NEW YORK (Reuters) - U.S. Securities and Exchange Commission chief Jay Clayton is expected to name Steven Peikin, a partner from his former law firm, to help lead enforcement at the agency, a person familiar with the matter told Reuters.
Clayton worked with Peikin at Sullivan & Cromwell, noted for its representation of financial institutions, until the former left to become SEC chair. He was confirmed earlier this month.
Stephanie Avakian, now the SEC’s acting director of enforcement, will be appointed co-director, another person familiar with the matter said.
A former federal prosecutor turned white-collar defense attorney, Peikin has represented major banks at Sullivan & Cromwell and would have to follow SEC recusal rules involving law firm clients.

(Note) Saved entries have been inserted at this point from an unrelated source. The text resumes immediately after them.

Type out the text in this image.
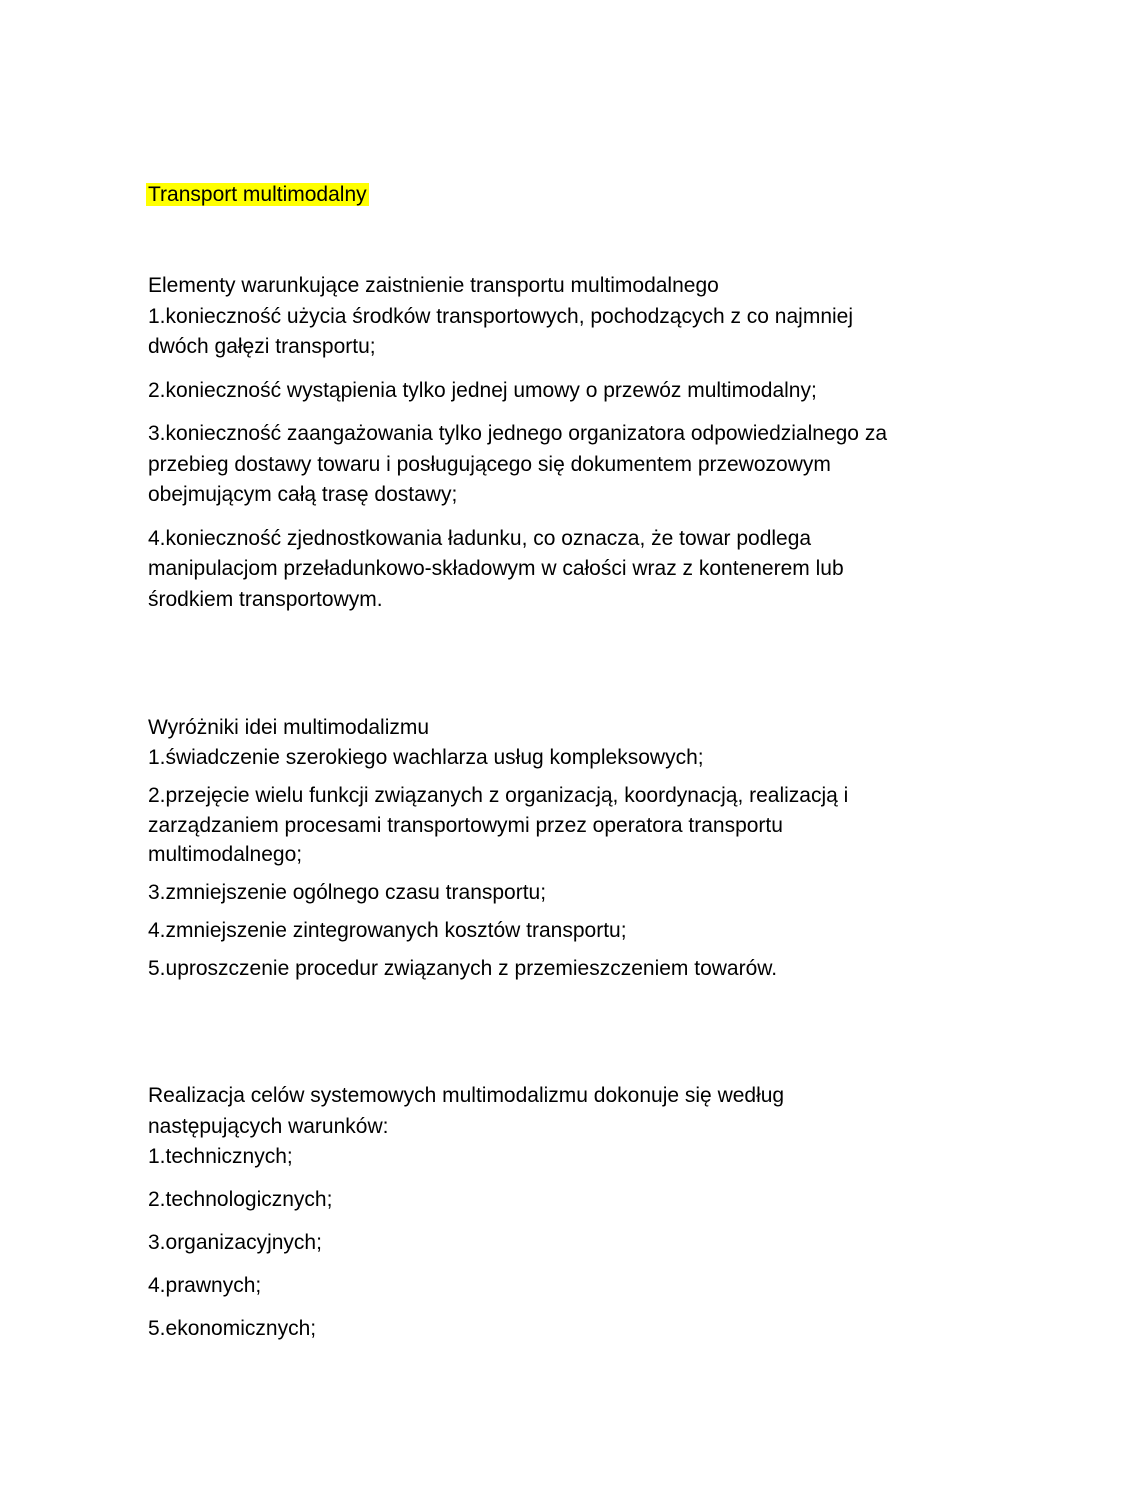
Transport multimodalny
Elementy warunkujące zaistnienie transportu multimodalnego
1.konieczność użycia środków transportowych, pochodzących z co najmniej
dwóch gałęzi transportu;
2.konieczność wystąpienia tylko jednej umowy o przewóz multimodalny;
3.konieczność zaangażowania tylko jednego organizatora odpowiedzialnego za
przebieg dostawy towaru i posługującego się dokumentem przewozowym
obejmującym całą trasę dostawy;
4.konieczność zjednostkowania ładunku, co oznacza, że towar podlega
manipulacjom przeładunkowo-składowym w całości wraz z kontenerem lub
środkiem transportowym.
Wyróżniki idei multimodalizmu
1.świadczenie szerokiego wachlarza usług kompleksowych;
2.przejęcie wielu funkcji związanych z organizacją, koordynacją, realizacją i
zarządzaniem procesami transportowymi przez operatora transportu
multimodalnego;
3.zmniejszenie ogólnego czasu transportu;
4.zmniejszenie zintegrowanych kosztów transportu;
5.uproszczenie procedur związanych z przemieszczeniem towarów.
Realizacja celów systemowych multimodalizmu dokonuje się według
następujących warunków:
1.technicznych;
2.technologicznych;
3.organizacyjnych;
4.prawnych;
5.ekonomicznych;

At Clayton’s confirmation hearing, some Democrats said they were concerned his close ties to Wall Street would create too many recusals and might lead to weaker oversight. Like Peikin, he too has represented Goldman Sachs Group Inc (GS.N).

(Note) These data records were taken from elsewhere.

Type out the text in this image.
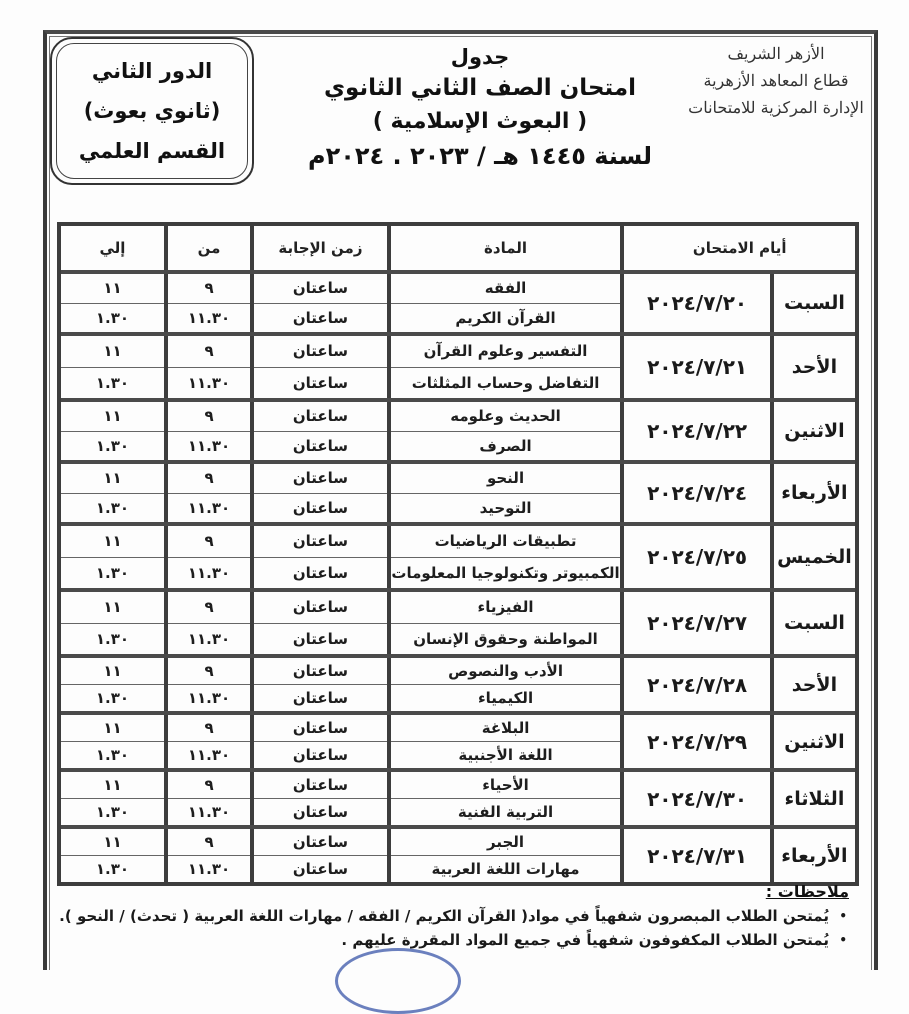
الدور الثاني
(ثانوي بعوث)
القسم العلمي
جدول
امتحان الصف الثاني الثانوي
( البعوث الإسلامية )
لسنة ١٤٤٥ هـ / ٢٠٢٣ . ٢٠٢٤م
الأزهر الشريف
قطاع المعاهد الأزهرية
الإدارة المركزية للامتحانات
أيام الامتحان
المادة
زمن الإجابة
من
إلي
السبت
٢٠٢٤/٧/٢٠
الفقه
القرآن الكريم
ساعتان
ساعتان
٩
١١.٣٠
١١
١.٣٠
الأحد
٢٠٢٤/٧/٢١
التفسير وعلوم القرآن
التفاضل وحساب المثلثات
ساعتان
ساعتان
٩
١١.٣٠
١١
١.٣٠
الاثنين
٢٠٢٤/٧/٢٢
الحديث وعلومه
الصرف
ساعتان
ساعتان
٩
١١.٣٠
١١
١.٣٠
الأربعاء
٢٠٢٤/٧/٢٤
النحو
التوحيد
ساعتان
ساعتان
٩
١١.٣٠
١١
١.٣٠
الخميس
٢٠٢٤/٧/٢٥
تطبيقات الرياضيات
الكمبيوتر وتكنولوجيا المعلومات
ساعتان
ساعتان
٩
١١.٣٠
١١
١.٣٠
السبت
٢٠٢٤/٧/٢٧
الفيزياء
المواطنة وحقوق الإنسان
ساعتان
ساعتان
٩
١١.٣٠
١١
١.٣٠
الأحد
٢٠٢٤/٧/٢٨
الأدب والنصوص
الكيمياء
ساعتان
ساعتان
٩
١١.٣٠
١١
١.٣٠
الاثنين
٢٠٢٤/٧/٢٩
البلاغة
اللغة الأجنبية
ساعتان
ساعتان
٩
١١.٣٠
١١
١.٣٠
الثلاثاء
٢٠٢٤/٧/٣٠
الأحياء
التربية الفنية
ساعتان
ساعتان
٩
١١.٣٠
١١
١.٣٠
الأربعاء
٢٠٢٤/٧/٣١
الجبر
مهارات اللغة العربية
ساعتان
ساعتان
٩
١١.٣٠
١١
١.٣٠
ملاحظات :
•
يُمتحن الطلاب المبصرون شفهياً في مواد( القرآن الكريم / الفقه / مهارات اللغة العربية ( تحدث) / النحو ).
•
يُمتحن الطلاب المكفوفون شفهياً في جميع المواد المقررة عليهم .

A spokeswoman for the SEC, which is tasked with policing and writing rules for Wall Street, declined to comment. Peikin did not immediately respond to requests for comment. Avakian was unable to be reached for comment.
Peikin is managing partner of the criminal defense and investigations group at Sullivan & Cromwell, where he has represented Goldman and Barclays PLC (BARC.L) in investigations involving sanctions violations, LIBOR manipulation and insider trading.

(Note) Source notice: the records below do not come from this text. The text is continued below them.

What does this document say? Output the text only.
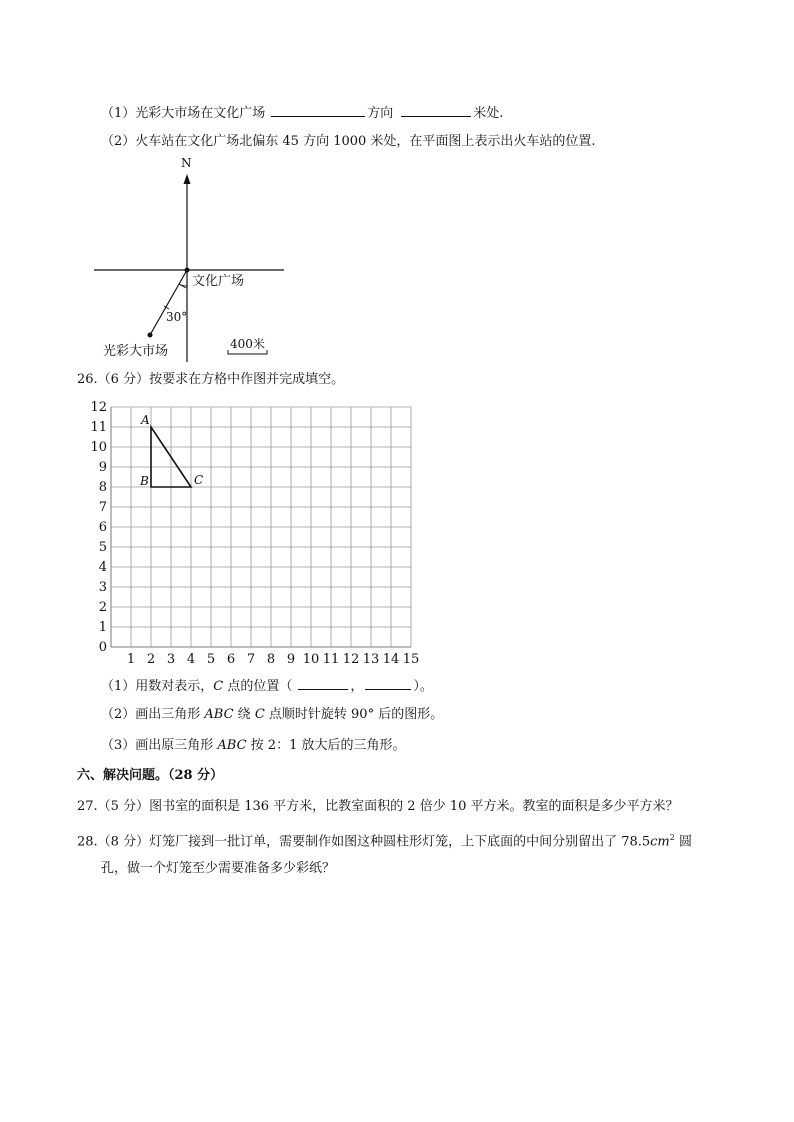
（1）光彩大市场在文化广场	方向	米处.
（2）火车站在文化广场北偏东 45 方向 1000 米处，在平面图上表示出火车站的位置.
N
文化广场
30°
光彩大市场	400米
26.（6 分）按要求在方格中作图并完成填空。
12
11
10
9
8
7
6
5
4
3
2
1
0
1 2 3 4 5 6 7 8 9 10 11 12 13 14 15
A
B	C
（1）用数对表示，C 点的位置（	，	）。
（2）画出三角形 ABC 绕 C 点顺时针旋转 90° 后的图形。
（3）画出原三角形 ABC 按 2：1 放大后的三角形。
六、解决问题。（28 分）
27.（5 分）图书室的面积是 136 平方米，比教室面积的 2 倍少 10 平方米。教室的面积是多少平方米？
28.（8 分）灯笼厂接到一批订单，需要制作如图这种圆柱形灯笼，上下底面的中间分别留出了 $78.5cm^2$ 圆
孔，做一个灯笼至少需要准备多少彩纸？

In 2015, he represented Michael Coscia, a high-frequency trader convicted of “spoofing” in the government’s first criminal prosecution of the fraudulent trading practice. Spoofing involves placing orders that are not intended to be fulfilled to trick other traders.
From 1996 to 2004, Peikin was an assistant U.S. Attorney in Manhattan, according to his firm biography. While there, he headed the securities and commodities task force and prosecuted Silicon Valley financier Frank Quattrone for obstruction of justice.
Clayton’s handling of the enforcement post sounds similar to the way it was filled after Mary Jo White became SEC chair in 2013. White worked at Debevoise & Plimpson before heading the SEC.
She chose Andrew Ceresney, a colleague from the firm, as co-director of enforcement, who initially shared the role with George Canellos, who had been the acting enforcement director.
White and Ceresney stepped down with the end of the Obama administration. Avakian, Ceresney’s deputy director, then became acting enforcement chief.
The plan to hire Peikin was first reported on Friday by the Wall Street Journal.